Everybody here is a volunteer giving their time for free and hoping to heal themselves too. The homemade food spread out on low tables is donated by charities and businesses. Everyone wants to do something to help in the aftermath of one of Israel's darkest moments.
Lior Gelbaum is a Nova survivor. I compliment her on the tiny jewels she's stuck under each eye, sparkling in the light, and she tells me they make her feel festive again. The 24-year-old from the city of Petah Tikva is coming here regularly to get support and give out handmade silver necklaces to others who were there that day.
She remembers it well.
“At 06:30 in the morning, we started hearing rockets flying above our heads,” she tells me. “We know the drill, so we got into our car and started driving away, but there was a traffic jam. We started hearing gunshots above our heads, so we got out and just started running towards the open field. We didn't know where we were going or what was happening, we just heard automatic gunshots all around us. Two people, Yehuda and Galit, had a big car and got us inside it and away. They saved us.”

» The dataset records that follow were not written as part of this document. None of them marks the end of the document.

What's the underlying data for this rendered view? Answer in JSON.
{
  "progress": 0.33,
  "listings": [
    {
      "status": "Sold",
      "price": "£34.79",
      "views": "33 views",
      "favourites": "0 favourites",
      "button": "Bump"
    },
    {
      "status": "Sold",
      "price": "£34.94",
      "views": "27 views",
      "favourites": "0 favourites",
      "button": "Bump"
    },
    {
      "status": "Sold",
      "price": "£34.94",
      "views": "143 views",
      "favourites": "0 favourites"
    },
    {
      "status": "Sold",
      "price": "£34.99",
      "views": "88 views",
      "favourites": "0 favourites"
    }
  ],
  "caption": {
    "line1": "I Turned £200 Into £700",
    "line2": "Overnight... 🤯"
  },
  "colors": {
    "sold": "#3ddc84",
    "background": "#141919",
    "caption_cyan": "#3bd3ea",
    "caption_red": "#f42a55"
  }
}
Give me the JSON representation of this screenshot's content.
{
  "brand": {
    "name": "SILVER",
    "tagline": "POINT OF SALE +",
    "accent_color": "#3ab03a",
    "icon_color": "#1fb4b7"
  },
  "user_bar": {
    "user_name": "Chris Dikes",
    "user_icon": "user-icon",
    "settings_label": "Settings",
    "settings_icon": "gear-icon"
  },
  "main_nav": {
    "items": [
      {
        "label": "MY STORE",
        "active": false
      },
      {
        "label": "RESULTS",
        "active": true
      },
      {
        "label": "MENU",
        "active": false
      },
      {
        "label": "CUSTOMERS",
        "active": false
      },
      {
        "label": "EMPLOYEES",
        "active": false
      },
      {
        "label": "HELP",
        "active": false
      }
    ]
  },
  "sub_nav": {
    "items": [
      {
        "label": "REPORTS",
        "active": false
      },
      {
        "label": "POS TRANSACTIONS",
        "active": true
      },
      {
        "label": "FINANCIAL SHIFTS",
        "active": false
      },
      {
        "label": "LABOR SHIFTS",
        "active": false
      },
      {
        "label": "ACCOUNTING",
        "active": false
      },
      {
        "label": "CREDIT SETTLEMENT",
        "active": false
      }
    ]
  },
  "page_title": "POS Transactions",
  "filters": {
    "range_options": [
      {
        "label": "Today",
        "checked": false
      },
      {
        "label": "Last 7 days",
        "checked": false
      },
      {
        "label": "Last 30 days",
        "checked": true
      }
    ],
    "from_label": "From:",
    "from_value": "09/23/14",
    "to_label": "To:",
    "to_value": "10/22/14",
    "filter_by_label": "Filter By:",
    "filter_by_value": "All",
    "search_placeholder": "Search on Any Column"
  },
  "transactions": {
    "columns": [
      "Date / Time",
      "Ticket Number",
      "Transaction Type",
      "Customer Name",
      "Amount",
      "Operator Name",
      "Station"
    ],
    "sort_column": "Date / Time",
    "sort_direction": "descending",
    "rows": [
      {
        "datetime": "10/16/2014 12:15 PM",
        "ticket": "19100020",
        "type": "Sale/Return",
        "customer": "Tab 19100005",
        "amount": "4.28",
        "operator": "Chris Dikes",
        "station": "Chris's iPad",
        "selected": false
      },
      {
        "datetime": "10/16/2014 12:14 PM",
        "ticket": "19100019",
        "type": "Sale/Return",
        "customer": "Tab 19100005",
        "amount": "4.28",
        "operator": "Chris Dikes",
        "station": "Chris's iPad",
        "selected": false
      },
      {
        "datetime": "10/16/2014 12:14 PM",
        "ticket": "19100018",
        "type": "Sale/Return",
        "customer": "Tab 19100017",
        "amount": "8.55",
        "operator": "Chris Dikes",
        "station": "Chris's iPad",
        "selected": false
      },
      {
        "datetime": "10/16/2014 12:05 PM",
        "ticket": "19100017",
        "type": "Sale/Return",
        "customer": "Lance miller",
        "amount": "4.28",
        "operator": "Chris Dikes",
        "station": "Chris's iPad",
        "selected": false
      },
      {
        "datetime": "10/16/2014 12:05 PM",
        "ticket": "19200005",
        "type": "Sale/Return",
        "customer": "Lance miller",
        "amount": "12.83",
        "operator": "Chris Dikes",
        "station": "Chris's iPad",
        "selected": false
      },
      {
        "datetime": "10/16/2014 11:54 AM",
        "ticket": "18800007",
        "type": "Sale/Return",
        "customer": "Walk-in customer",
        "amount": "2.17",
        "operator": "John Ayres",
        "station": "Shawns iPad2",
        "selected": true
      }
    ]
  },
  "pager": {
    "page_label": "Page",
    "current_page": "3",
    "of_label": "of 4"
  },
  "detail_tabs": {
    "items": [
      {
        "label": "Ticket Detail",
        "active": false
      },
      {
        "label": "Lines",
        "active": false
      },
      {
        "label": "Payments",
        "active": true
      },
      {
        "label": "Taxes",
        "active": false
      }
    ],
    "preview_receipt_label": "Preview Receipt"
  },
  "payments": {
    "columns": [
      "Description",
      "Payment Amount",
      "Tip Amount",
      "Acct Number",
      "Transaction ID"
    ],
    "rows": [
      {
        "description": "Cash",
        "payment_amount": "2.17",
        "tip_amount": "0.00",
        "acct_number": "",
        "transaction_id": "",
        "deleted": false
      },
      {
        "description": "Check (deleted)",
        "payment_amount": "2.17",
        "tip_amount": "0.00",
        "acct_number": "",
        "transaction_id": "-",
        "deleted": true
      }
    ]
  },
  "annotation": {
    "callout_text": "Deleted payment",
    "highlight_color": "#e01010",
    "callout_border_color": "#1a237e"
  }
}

Lior also talks about the importance of music to her healing process.
“Everyone that was at the Nova festival, we love to dance, we love to be together. After the massacre happened, it was important for the community to get back together and to strengthen each other, to be with each other and talk and feel our emotions.”
But she says she's been struggling to enjoy something which is a huge part of her identity.
“It's been hard for me to listen to music since the Nova festival, and still I only feel comfortable listening to music at concerts with the artists that come to this place,” Lia says. Above the seating area, a huge garden stretches up a low hill. It's framed with trees laden with citrus fruits and row after row of bushy herbs, the rosemary and sage scenting the air.
The survivors often walk through it and pick the leaves to turn into herbal teas. Nature is a big part of this place. The need for space is so great that new rustic tents are being built to make room for the hundreds of people who are now coming here.
Each day, professional clinical psychologists mix with the survivors who arrive. They're there to talk as much or as little as needed.
Dr Itamar Cohen is one of them. He flew in from London as soon as he could after 7 October.
I ask about the stories he's heard. He breathes deeply, then answers.
“People here have seen a tremendous amount of pain. Some of them were extremely close to not being here any more. Some were chased and had to run for their lives. There wasn't much time to process that, just running away from a massacre. And now they still need to function, and they still need to go and push through.”
There's another element too.
“A lot of people are experiencing some sort of grief, they lost tens of their friends at one time. And there's guilt. ‘Why am I the one who survived and not my friend? I should have picked up more survivors inside my car to drive them to safety.' So a lot of thoughts around, ‘I am not really worthy of being saved and I could have done better.'”
Dr Cohen tells me that being around other therapists at a dark time helps them all.
“We have time to see together, to process and to speak about the challenges and our vulnerabilities, and our fears and sense of guilt. It means we have a space to work that through and to strengthen each other, and it helps me as well, tremendously.”